The future impacts of our changing climate
I recently attended the Australian Meteorological and Oceanographic Society (AMOS) conference at the Australian National University in Canberra, a four day event that included sessions on urban climate, extreme events, and general climatology.
This was my second year attending the conference. Last year I had presented in the lightning round and submitted a poster, but this year I was looking forward to giving a presentation on the work I’ve done for my PhD modelling urban heat stress in Brisbane using CCAM (conformal cubic atmospheric model) recently.
Of course my main interest was in the urban climate sessions, and I attended all of these, but I also had the opportunity to meet with urban climate scientists from all over Australia and discuss their work and my PhD.
As well as urban climate, the conference covered a wide variety of topics from climate change, general climatology, paleoclimatology, extreme weather events, health, mitigation, education and renewable energy.

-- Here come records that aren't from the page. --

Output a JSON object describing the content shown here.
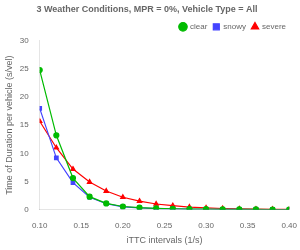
{
  "chart_data": {
    "type": "line",
    "title": "3 Weather Conditions, MPR = 0%, Vehicle Type = All",
    "x_label": "iTTC intervals (1/s)",
    "y_label": "Time of Duration per vehicle (s/vel)",
    "x": [
      0.1,
      0.12,
      0.14,
      0.16,
      0.18,
      0.2,
      0.22,
      0.24,
      0.26,
      0.28,
      0.3,
      0.32,
      0.34,
      0.36,
      0.38,
      0.4
    ],
    "series": [
      {
        "name": "clear",
        "color": "#00bb00",
        "marker": "circle",
        "values": [
          24.8,
          13.2,
          5.6,
          2.3,
          1.1,
          0.55,
          0.35,
          0.22,
          0.15,
          0.1,
          0.07,
          0.05,
          0.04,
          0.03,
          0.02,
          0.02
        ]
      },
      {
        "name": "snowy",
        "color": "#4444ff",
        "marker": "square",
        "values": [
          18.0,
          9.2,
          4.8,
          2.2,
          1.05,
          0.5,
          0.3,
          0.18,
          0.12,
          0.08,
          0.06,
          0.04,
          0.03,
          0.02,
          0.02,
          0.01
        ]
      },
      {
        "name": "severe",
        "color": "#ff0000",
        "marker": "triangle",
        "values": [
          15.7,
          11.0,
          7.2,
          4.9,
          3.3,
          2.2,
          1.5,
          1.0,
          0.7,
          0.45,
          0.3,
          0.2,
          0.12,
          0.08,
          0.05,
          0.03
        ]
      }
    ],
    "xlim": [
      0.1,
      0.4
    ],
    "ylim": [
      0,
      30
    ],
    "xticks": [
      {
        "value": 0.1,
        "label": "0.10"
      },
      {
        "value": 0.15,
        "label": "0.15"
      },
      {
        "value": 0.2,
        "label": "0.20"
      },
      {
        "value": 0.25,
        "label": "0.25"
      },
      {
        "value": 0.3,
        "label": "0.30"
      },
      {
        "value": 0.35,
        "label": "0.35"
      },
      {
        "value": 0.4,
        "label": "0.40"
      }
    ],
    "yticks": [
      0,
      5,
      10,
      15,
      20,
      25,
      30
    ],
    "legend": "upper right",
    "grid": false
  }
}
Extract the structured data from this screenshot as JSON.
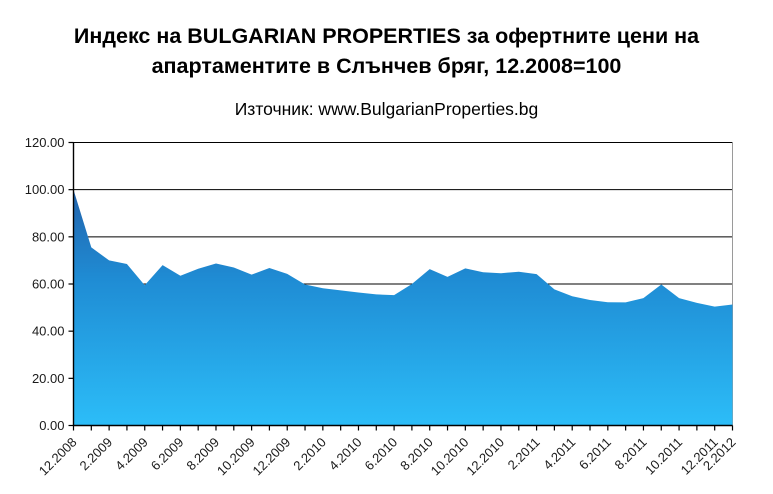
{
  "header": {
    "title_line1": "Индекс на BULGARIAN PROPERTIES за офертните цени на",
    "title_line2": "апартаментите в Слънчев бряг, 12.2008=100",
    "source": "Източник: www.BulgarianProperties.bg"
  },
  "chart_data": {
    "type": "area",
    "title": "Индекс на BULGARIAN PROPERTIES за офертните цени на апартаментите в Слънчев бряг, 12.2008=100",
    "subtitle": "Източник: www.BulgarianProperties.bg",
    "base_note": "12.2008=100",
    "n_points": 38,
    "values": [
      100.0,
      75.5,
      70.0,
      68.5,
      59.5,
      68.0,
      63.5,
      66.5,
      68.7,
      67.0,
      64.0,
      66.8,
      64.3,
      59.8,
      58.2,
      57.3,
      56.4,
      55.6,
      55.3,
      60.0,
      66.3,
      63.0,
      66.6,
      65.0,
      64.6,
      65.2,
      64.2,
      57.7,
      54.8,
      53.2,
      52.3,
      52.2,
      54.0,
      59.8,
      54.0,
      52.0,
      50.4,
      51.3
    ],
    "x_tick_labels": [
      "12.2008",
      "2.2009",
      "4.2009",
      "6.2009",
      "8.2009",
      "10.2009",
      "12.2009",
      "2.2010",
      "4.2010",
      "6.2010",
      "8.2010",
      "10.2010",
      "12.2010",
      "2.2011",
      "4.2011",
      "6.2011",
      "8.2011",
      "10.2011",
      "12.2011",
      "2.2012"
    ],
    "x_tick_label_positions": [
      0,
      2,
      4,
      6,
      8,
      10,
      12,
      14,
      16,
      18,
      20,
      22,
      24,
      26,
      28,
      30,
      32,
      34,
      36,
      37
    ],
    "y_ticks": [
      0,
      20,
      40,
      60,
      80,
      100,
      120
    ],
    "y_tick_labels": [
      "0.00",
      "20.00",
      "40.00",
      "60.00",
      "80.00",
      "100.00",
      "120.00"
    ],
    "ylim": [
      0,
      120
    ],
    "grid": "horizontal-black-lines",
    "legend": "none",
    "x_label_rotation_deg": 45,
    "colors": {
      "area_top": "#2263ac",
      "area_mid": "#1f8cd4",
      "area_bottom": "#2cbdf8",
      "gridline": "#000000",
      "axis": "#000000",
      "plot_right_border": "#9a9a9a",
      "label": "#1a1a1a"
    }
  }
}
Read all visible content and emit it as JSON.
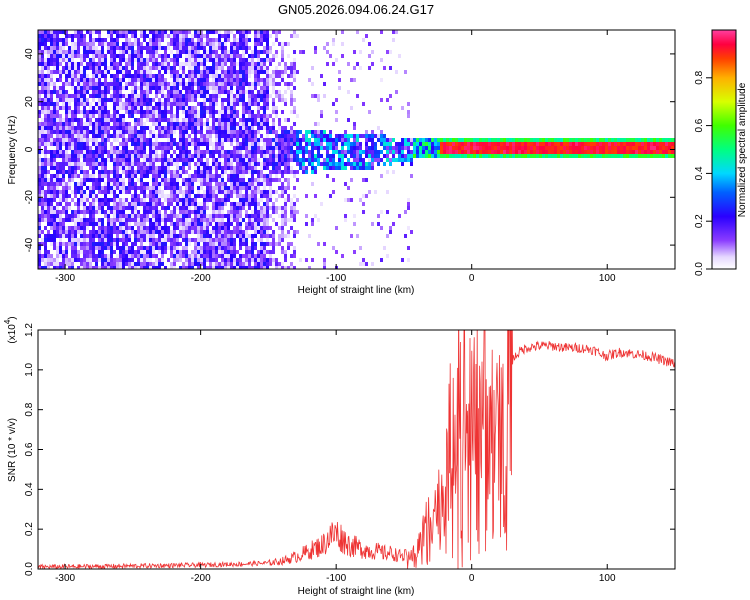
{
  "figure": {
    "title": "GN05.2026.094.06.24.G17"
  },
  "chart_data": [
    {
      "type": "heatmap",
      "xlabel": "Height of straight line (km)",
      "ylabel": "Frequency (Hz)",
      "xlim": [
        -320,
        150
      ],
      "ylim": [
        -50,
        50
      ],
      "x_ticks": [
        -300,
        -200,
        -100,
        0,
        100
      ],
      "y_ticks": [
        -40,
        -20,
        0,
        20,
        40
      ],
      "colorbar": {
        "label": "Normalized spectral amplitude",
        "range": [
          0,
          1
        ],
        "ticks": [
          0.0,
          0.2,
          0.4,
          0.6,
          0.8
        ]
      },
      "signal_band": {
        "description_visible": false,
        "center_frequency_hz": 1.5,
        "onset_height_km": -45,
        "strong_from_height_km": -25
      }
    },
    {
      "type": "line",
      "xlabel": "Height of straight line (km)",
      "ylabel": "SNR (10 * v/v)",
      "multiplier_label": "(x10",
      "multiplier_exp": "4",
      "xlim": [
        -320,
        150
      ],
      "ylim": [
        0,
        1.2
      ],
      "x_ticks": [
        -300,
        -200,
        -100,
        0,
        100
      ],
      "y_ticks": [
        0.0,
        0.2,
        0.4,
        0.6,
        0.8,
        1.0,
        1.2
      ],
      "series": [
        {
          "color": "#ee3333",
          "x": [
            -320,
            -250,
            -200,
            -170,
            -150,
            -140,
            -130,
            -120,
            -110,
            -105,
            -100,
            -95,
            -90,
            -85,
            -80,
            -75,
            -70,
            -65,
            -60,
            -55,
            -50,
            -45,
            -40,
            -35,
            -30,
            -25,
            -20,
            -15,
            -10,
            -5,
            0,
            5,
            10,
            15,
            20,
            25,
            30,
            35,
            40,
            50,
            60,
            70,
            80,
            90,
            95,
            100,
            110,
            120,
            130,
            140,
            150
          ],
          "values": [
            0.01,
            0.015,
            0.02,
            0.025,
            0.03,
            0.04,
            0.06,
            0.09,
            0.12,
            0.16,
            0.18,
            0.15,
            0.12,
            0.11,
            0.1,
            0.09,
            0.09,
            0.08,
            0.08,
            0.07,
            0.06,
            0.07,
            0.1,
            0.2,
            0.3,
            0.32,
            0.4,
            0.7,
            0.9,
            0.8,
            0.7,
            0.82,
            0.9,
            0.75,
            0.65,
            0.95,
            1.05,
            1.09,
            1.11,
            1.12,
            1.12,
            1.11,
            1.11,
            1.1,
            1.08,
            1.07,
            1.09,
            1.08,
            1.07,
            1.05,
            1.03
          ]
        }
      ]
    }
  ]
}
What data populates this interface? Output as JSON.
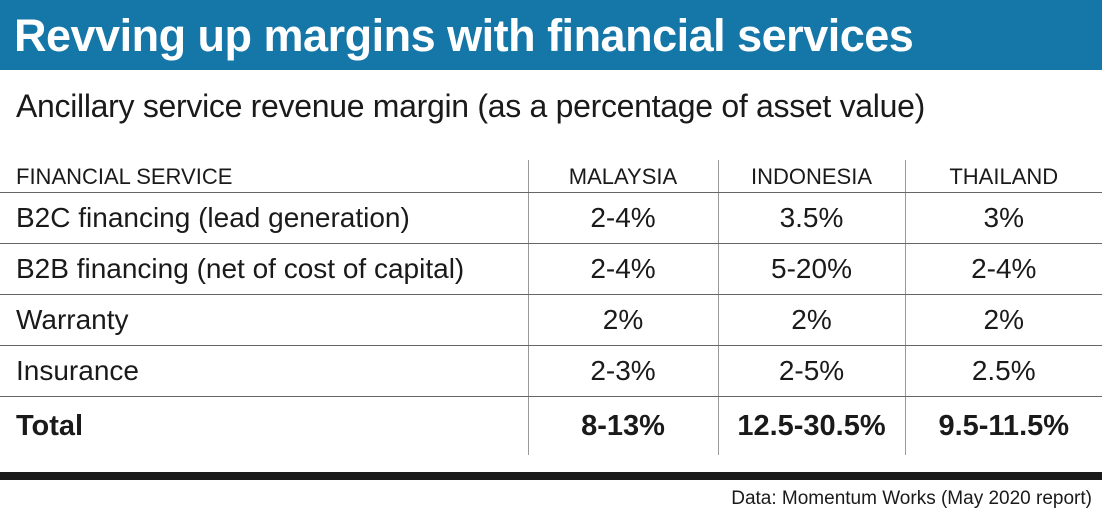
{
  "header": {
    "title": "Revving up margins with financial services",
    "subtitle": "Ancillary service revenue margin (as a percentage of asset value)"
  },
  "table": {
    "columns": [
      "FINANCIAL SERVICE",
      "MALAYSIA",
      "INDONESIA",
      "THAILAND"
    ],
    "rows": [
      {
        "label": "B2C financing (lead generation)",
        "values": [
          "2-4%",
          "3.5%",
          "3%"
        ]
      },
      {
        "label": "B2B financing (net of cost of capital)",
        "values": [
          "2-4%",
          "5-20%",
          "2-4%"
        ]
      },
      {
        "label": "Warranty",
        "values": [
          "2%",
          "2%",
          "2%"
        ]
      },
      {
        "label": "Insurance",
        "values": [
          "2-3%",
          "2-5%",
          "2.5%"
        ]
      },
      {
        "label": "Total",
        "values": [
          "8-13%",
          "12.5-30.5%",
          "9.5-11.5%"
        ]
      }
    ]
  },
  "chart_data": {
    "type": "table",
    "title": "Revving up margins with financial services",
    "subtitle": "Ancillary service revenue margin (as a percentage of asset value)",
    "columns": [
      "FINANCIAL SERVICE",
      "MALAYSIA",
      "INDONESIA",
      "THAILAND"
    ],
    "rows": [
      [
        "B2C financing (lead generation)",
        "2-4%",
        "3.5%",
        "3%"
      ],
      [
        "B2B financing (net of cost of capital)",
        "2-4%",
        "5-20%",
        "2-4%"
      ],
      [
        "Warranty",
        "2%",
        "2%",
        "2%"
      ],
      [
        "Insurance",
        "2-3%",
        "2-5%",
        "2.5%"
      ],
      [
        "Total",
        "8-13%",
        "12.5-30.5%",
        "9.5-11.5%"
      ]
    ]
  },
  "footer": {
    "source": "Data: Momentum Works (May 2020 report)"
  },
  "colors": {
    "banner": "#1576a8",
    "text": "#1a1a1a",
    "rule": "#666666"
  }
}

The plenary given by Professor Kris Ebi on climate change and human health was particularly interesting, and covered broad ranging impacts from heat stress, air pollution, nutrition and disease. Professor Ebi suggested that air pollution and pollen may get worse with increasing CO2 and plant activity. The nutritional content of plants may also decrease with increased growing speed, further hampering the world’s efforts to improve nutrition and poverty in the poorest countries in the world. The key point of Professor Ebi’s talk was that humans have limited ability to adapt to high temperatures (as opposed to cold), and currently there is limited research on compounding effects of all these aspects (temperature, disease, nutrition) on health.
The conference ended with a talk by Professor Will Steffen on the Anthropocene. Based on stratigraphic and biospheric evidence, he concluded that humanity left the Holocene in the mid-20th century, and is now in the Anthropocene.